Si l’Etat de droit est la formule préférée de ceux qui veulent nous faire passer par des fous, j’ajouterai que l’Etat de droit, c’est nous. Il existe à travers Baby, habitante de la jungle et féministe qui organise une conférence de presse à Paris pour dénoncer les conditions d’accueil des exilées en France [2]. Il existe à travers Ali, un jeune exilé afghan, qui prend la parole à la Marche de la Dignité pour montrer sa solidarité envers les musulmans et musulmanes et toutes les personnes racisées de France [3]. Il existe à travers mon pote militant qui prend sa voiture de nuit et fait traverser la frontière à Rosa, syrienne de 17 ans pour qu’elle quitte la France qui l’a mise en détention et rejoigne sa famille en Allemagne. Il existe à travers mes potes qui ont accueilli et accueillent encore chez eux des enfants demandeurs d’asile à la rue [4]. Il existe à travers les habitants du 18e arrondissement qui le 8 juin 2015 se sont fait défoncer en tentant d’empêcher une rafle [5].

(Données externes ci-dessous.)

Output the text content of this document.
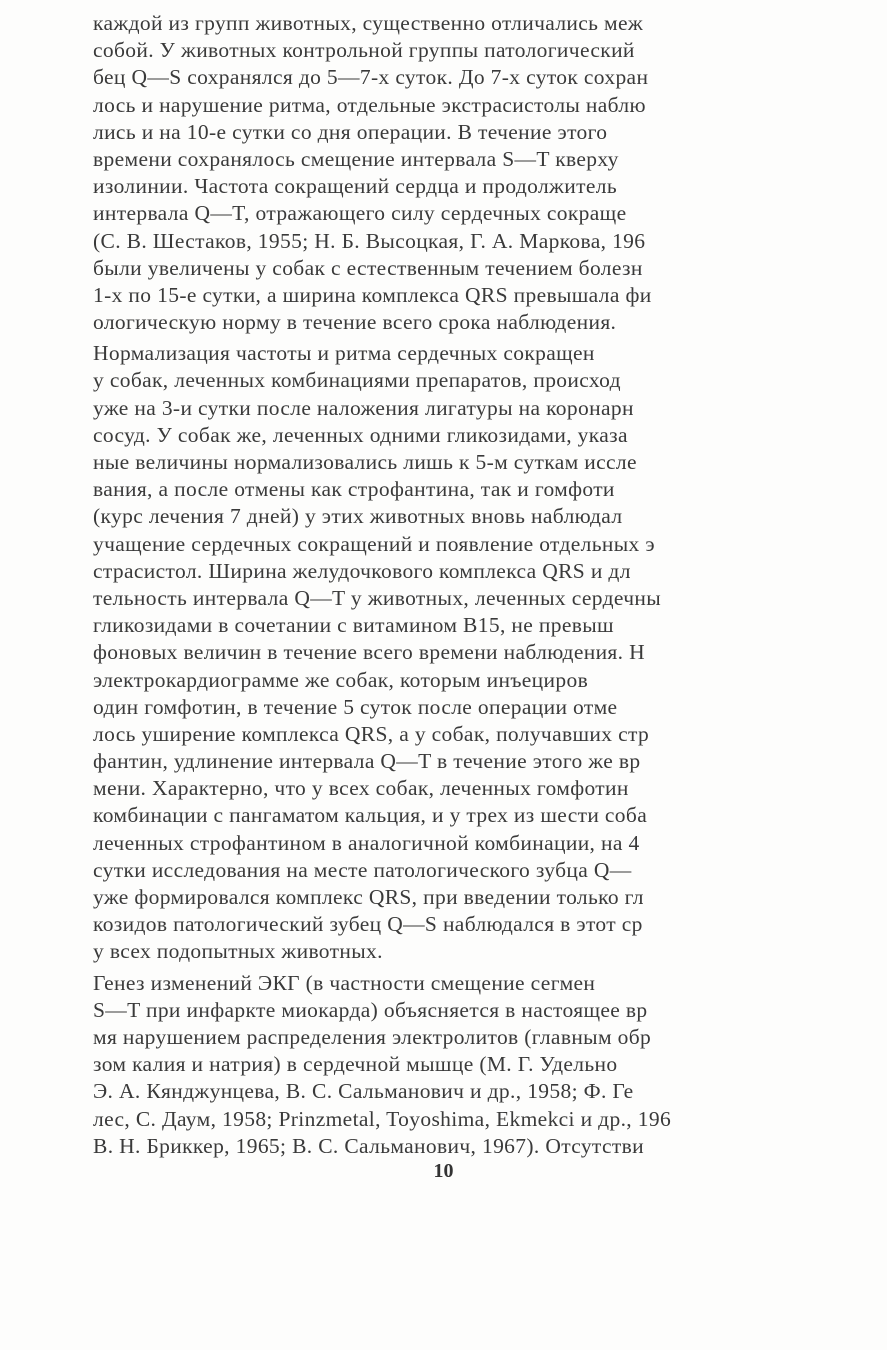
каждой из групп животных, существенно отличались меж
собой. У животных контрольной группы патологический
бец Q—S сохранялся до 5—7-х суток. До 7-х суток сохран
лось и нарушение ритма, отдельные экстрасистолы наблю
лись и на 10-е сутки со дня операции. В течение этого
времени сохранялось смещение интервала S—T кверху
изолинии. Частота сокращений сердца и продолжитель
интервала Q—T, отражающего силу сердечных сокраще
(С. В. Шестаков, 1955; Н. Б. Высоцкая, Г. А. Маркова, 196
были увеличены у собак с естественным течением болезн
1-х по 15-е сутки, а ширина комплекса QRS превышала фи
ологическую норму в течение всего срока наблюдения.
Нормализация частоты и ритма сердечных сокращен
у собак, леченных комбинациями препаратов, происход
уже на 3-и сутки после наложения лигатуры на коронарн
сосуд. У собак же, леченных одними гликозидами, указа
ные величины нормализовались лишь к 5-м суткам иссле
вания, а после отмены как строфантина, так и гомфоти
(курс лечения 7 дней) у этих животных вновь наблюдал
учащение сердечных сокращений и появление отдельных э
страсистол. Ширина желудочкового комплекса QRS и дл
тельность интервала Q—T у животных, леченных сердечны
гликозидами в сочетании с витамином B15, не превыш
фоновых величин в течение всего времени наблюдения. Н
электрокардиограмме же собак, которым инъециров
один гомфотин, в течение 5 суток после операции отме
лось уширение комплекса QRS, а у собак, получавших стр
фантин, удлинение интервала Q—T в течение этого же вр
мени. Характерно, что у всех собак, леченных гомфотин
комбинации с пангаматом кальция, и у трех из шести соба
леченных строфантином в аналогичной комбинации, на 4
сутки исследования на месте патологического зубца Q—
уже формировался комплекс QRS, при введении только гл
козидов патологический зубец Q—S наблюдался в этот ср
у всех подопытных животных.
Генез изменений ЭКГ (в частности смещение сегмен
S—T при инфаркте миокарда) объясняется в настоящее вр
мя нарушением распределения электролитов (главным обр
зом калия и натрия) в сердечной мышце (М. Г. Удельно
Э. А. Кянджунцева, В. С. Сальманович и др., 1958; Ф. Ге
лес, С. Даум, 1958; Prinzmetal, Toyoshima, Ekmekci и др., 196
В. Н. Бриккер, 1965; В. С. Сальманович, 1967). Отсутстви
10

Ne nous laissons pas berner, l’Etat de droit n’existe pas en tant que tel, ce n’est pas une formule incantatoire qui vient sauver la démocratie. Il est incarné par des personnes qui luttent pour leurs droits, et n’existe que si nous le faisons exister. On tend à oublier que les grands principes démocratiques existent pour être mis en pratique. Rien de ce qui se passe à Paris ou à Calais n’est excusable. La France ne peut pas être sauvée. L’égalité est stricte ou elle n’est pas. Et j’espère que l’histoire leur rendra.